そのため、食前酒として焼酎を飲む場合は、20度前後のアルコール度数が低いものを選ぶとよいでしょう。
・25度
25度前後のものは、食事と一緒に楽しむのに最適です。
アルコール度数が低すぎると、食事に味が負けてしまい、お酒の風味を楽しむことができません。しかしアルコール度数が高すぎると、食事に買ってしまい、食べているものの味を楽しむことが難しくなります。

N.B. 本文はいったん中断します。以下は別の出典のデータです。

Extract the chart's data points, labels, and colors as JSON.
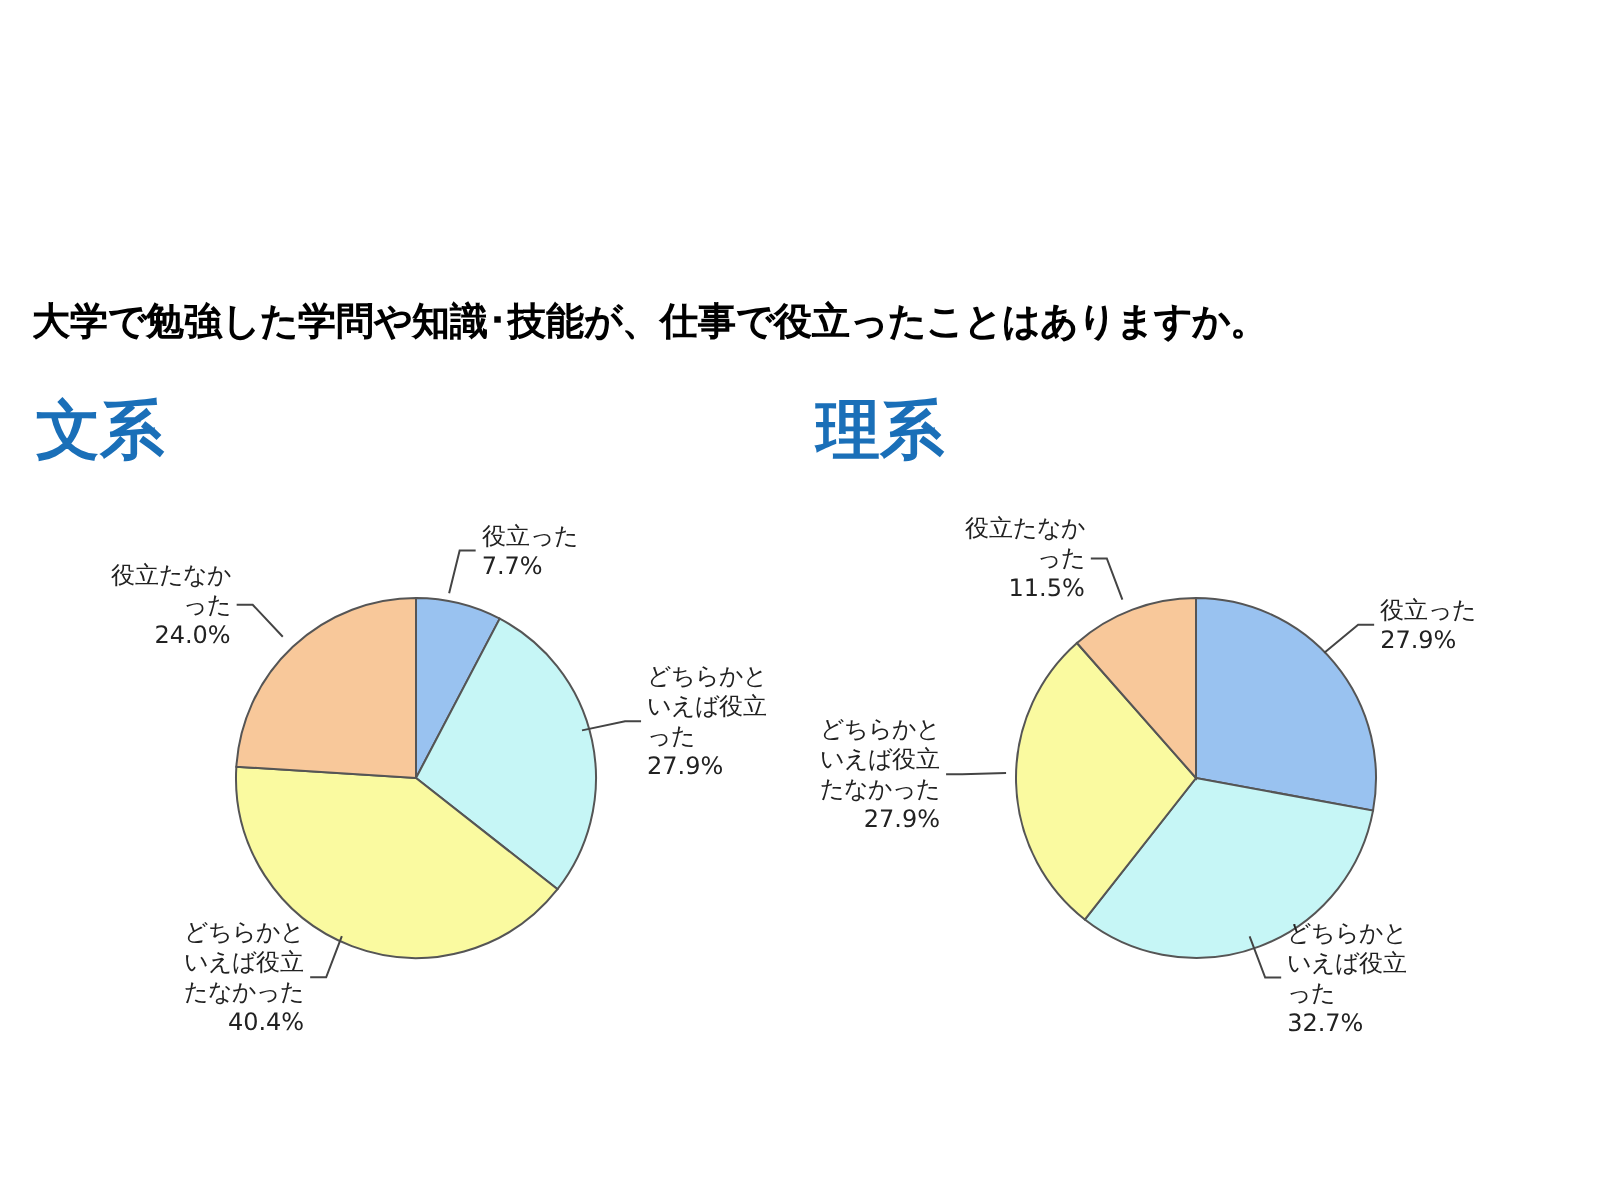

そのため、食事と一緒に飲む場合は、25度前後の焼酎がおすすめです。
・30度以上
30度以上の比較的アルコール度数の高い焼酎は、食後酒に飲むのが良いでしょう。
食後酒は、アルコールで胃を刺激し、消化吸収を促進する役割があります。
食後は胃の中に食べ物が詰まっていますから、食前酒よりもアルコール度数が高いものが適しています。そのため、30度以上の焼酎がぴったりです。
まとめ
今回は、焼酎のアルコール度数について、他のお酒とも比較しながらみてきました。
焼酎の度数は20〜25度が主流ですが、ここ数年で「原酒」と呼ばれるアルコール度数の高いものも増えてきたため、シーンに合わせて種類や飲み方を工夫すると良いでしょう。
この記事を参考に、是非たくさんの焼酎から、ご自身に合ったものを探してみてください。